4.16    Als laatste klaagt klager over het feit dat Jeugdbescherming Gelderland ten onrechte in stukken heeft vermeld dat zijn kinderen op een geheim adres verblijven. Volgens klager had verweerster tegen die onjuiste stellingname duidelijker bezwaar moeten aantekenen. De voorzitter volgt klager hierin niet. Op geen enkele wijze is gebleken dat verweerster feiten heeft geponeerd waarvan zij wist of had moeten weten dat deze feitelijk onjuist zijn. Ook dit aspect is kennelijk ongegrond.

ad klachtonderdeel c)

4.17    De voorzitter overweegt dat klager verweerster in feite verwijt dat zij namens haar cliënte verzoeken doet die op feiten en juridische standpunten zijn gebaseerd die klager niet deelt. Die feiten en standpunten betreffen de inhoud van het civielrechtelijke geschil dat klager en zijn ex-echtgenote verdeeld houdt. Het is niet aan de tuchtrechter om die feiten vast te stellen en om een oordeel te geven over de juridische standpunten, tenzij verweerster evident onpleitbare standpunten zou hebben ingenomen en zij klagers belangen daarmee nodeloos en op ontoelaatbare wijze zou hebben geschaad. Dat daarvan sprake is geweest is feitelijk niet komen vast te staan. Ook klachtonderdeel c) is derhalve kennelijk ongegrond.
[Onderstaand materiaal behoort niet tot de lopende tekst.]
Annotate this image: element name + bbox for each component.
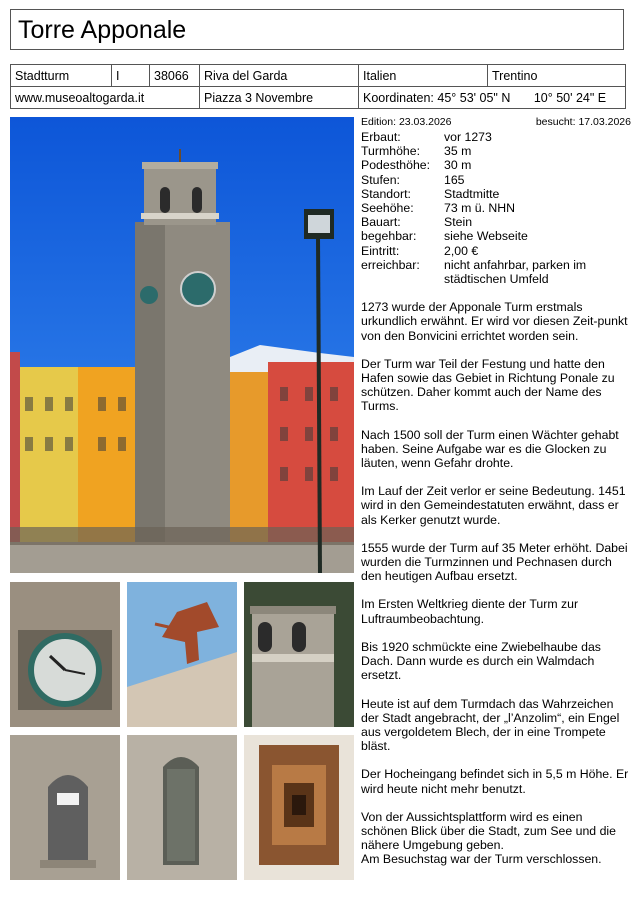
postcode: 38066 bbox=[150, 65, 200, 87]
fact-row bbox=[361, 173, 631, 187]
fact-label: Turmhöhe: bbox=[361, 144, 421, 159]
fact-row bbox=[361, 144, 631, 158]
edition-date: Edition: 23.03.2026 bbox=[361, 116, 452, 128]
fact-value: Stein bbox=[444, 215, 473, 230]
fact-row bbox=[361, 158, 631, 172]
city: Riva del Garda bbox=[200, 65, 359, 87]
tower-type: Stadtturm bbox=[11, 65, 112, 87]
entrance-door-photo bbox=[10, 735, 120, 880]
page-title: Torre Apponale bbox=[18, 16, 187, 44]
fact-value: 73 m ü. NHN bbox=[444, 201, 516, 216]
staircase-photo bbox=[244, 735, 354, 880]
fact-label: Erbaut: bbox=[361, 130, 401, 144]
window-photo bbox=[127, 735, 237, 880]
fact-row bbox=[361, 244, 631, 258]
angel-photo bbox=[127, 582, 237, 727]
coordinates-label: Koordinaten: bbox=[363, 90, 434, 105]
fact-label: begehbar: bbox=[361, 229, 417, 244]
clock-photo bbox=[10, 582, 120, 727]
info-table bbox=[10, 64, 626, 109]
fact-label: Eintritt: bbox=[361, 243, 400, 258]
fact-row bbox=[361, 258, 631, 286]
info-row-location bbox=[11, 65, 626, 87]
fact-value: vor 1273 bbox=[444, 130, 492, 144]
country-code: I bbox=[112, 65, 150, 87]
fact-label: Podesthöhe: bbox=[361, 158, 431, 173]
address: Piazza 3 Novembre bbox=[200, 87, 359, 109]
fact-value: 165 bbox=[444, 172, 465, 187]
fact-row bbox=[361, 187, 631, 201]
fact-value: 30 m bbox=[444, 158, 472, 173]
paragraph: 1555 wurde der Turm auf 35 Meter erhöht. Dabei wurden die Turmzinnen und Pechnasen durch den heutigen Aufbau ersetzt. bbox=[361, 540, 628, 584]
fact-row bbox=[361, 215, 631, 229]
paragraph: Der Hocheingang befindet sich in 5,5 m Höhe. Er wird heute nicht mehr benutzt. bbox=[361, 767, 629, 796]
paragraph: Im Lauf der Zeit verlor er seine Bedeutung. 1451 wird in den Gemeindestatuten erwähnt, dass er als Kerker genutzt wurde. bbox=[361, 484, 626, 527]
paragraph: Der Turm war Teil der Festung und hatte den Hafen sowie das Gebiet in Richtung Ponale zu schützen. Daher kommt auch der Name des Turms. bbox=[361, 356, 615, 414]
main-tower-photo bbox=[10, 117, 354, 573]
paragraph: Heute ist auf dem Turmdach das Wahrzeichen der Stadt angebracht, der „l’Anzolim“, ein Engel aus vergoldetem Blech, der in eine Trompete bläst. bbox=[361, 696, 620, 754]
edition-line bbox=[361, 116, 631, 129]
description-column bbox=[361, 116, 631, 867]
fact-list bbox=[361, 130, 631, 286]
fact-row bbox=[361, 201, 631, 215]
fact-value: 35 m bbox=[444, 144, 472, 159]
fact-row bbox=[361, 229, 631, 243]
fact-label: Stufen: bbox=[361, 172, 400, 187]
fact-label: Standort: bbox=[361, 186, 411, 201]
paragraph: Am Besuchstag war der Turm verschlossen. bbox=[361, 852, 602, 867]
fact-label: Seehöhe: bbox=[361, 201, 414, 216]
coordinates bbox=[359, 87, 626, 109]
tower-top-photo bbox=[244, 582, 354, 727]
paragraph: Von der Aussichtsplattform wird es einen schönen Blick über die Stadt, zum See und die nähere Umgebung geben. bbox=[361, 809, 616, 853]
paragraph: Nach 1500 soll der Turm einen Wächter gehabt haben. Seine Aufgabe war es die Glocken zu läuten, wenn Gefahr drohte. bbox=[361, 427, 619, 471]
region: Trentino bbox=[488, 65, 626, 87]
longitude: 10° 50' 24" E bbox=[533, 90, 607, 105]
latitude: 45° 53' 05" N bbox=[437, 90, 511, 105]
country: Italien bbox=[359, 65, 488, 87]
website-link[interactable]: www.museoaltogarda.it bbox=[11, 87, 200, 109]
visited-date: besucht: 17.03.2026 bbox=[535, 116, 631, 128]
paragraph: 1273 wurde der Apponale Turm erstmals urkundlich erwähnt. Er wird vor diesen Zeit-punkt von den Bonvicini errichtet worden sein. bbox=[361, 300, 628, 343]
paragraph: Bis 1920 schmückte eine Zwiebelhaube das Dach. Dann wurde es durch ein Walmdach ersetzt. bbox=[361, 639, 601, 683]
info-row-address bbox=[11, 87, 626, 109]
fact-value: Stadtmitte bbox=[444, 186, 500, 201]
fact-label: Bauart: bbox=[361, 215, 401, 230]
fact-row bbox=[361, 130, 631, 144]
fact-value: nicht anfahrbar, parken im städtischen Umfeld bbox=[444, 257, 587, 287]
fact-value: 2,00 € bbox=[444, 243, 479, 258]
paragraph: Im Ersten Weltkrieg diente der Turm zur Luftraumbeobachtung. bbox=[361, 597, 579, 626]
fact-value: siehe Webseite bbox=[444, 229, 528, 244]
fact-label: erreichbar: bbox=[361, 257, 420, 272]
title-box bbox=[10, 9, 624, 50]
4.18    Op grond van het voorgaande zal de voorzitter de klacht, met toepassing van artikel 46j Advocatenwet, dan ook kennelijk ongegrond, dan wel kennelijk  van onvoldoende gewicht verklaren.

BESLISSING

De voorzitter verklaart:

de klacht, met toepassing van artikel 46j Advocatenwet,  kennelijk ongegrond dan wel kennelijk van onvoldoende gewicht.

Aldus beslist door mr. M.F.J.N. van Osch, voorzitter, met bijstand van mr. D.C. van der Kwaak-Wamelink als griffier op 10 februari 2016.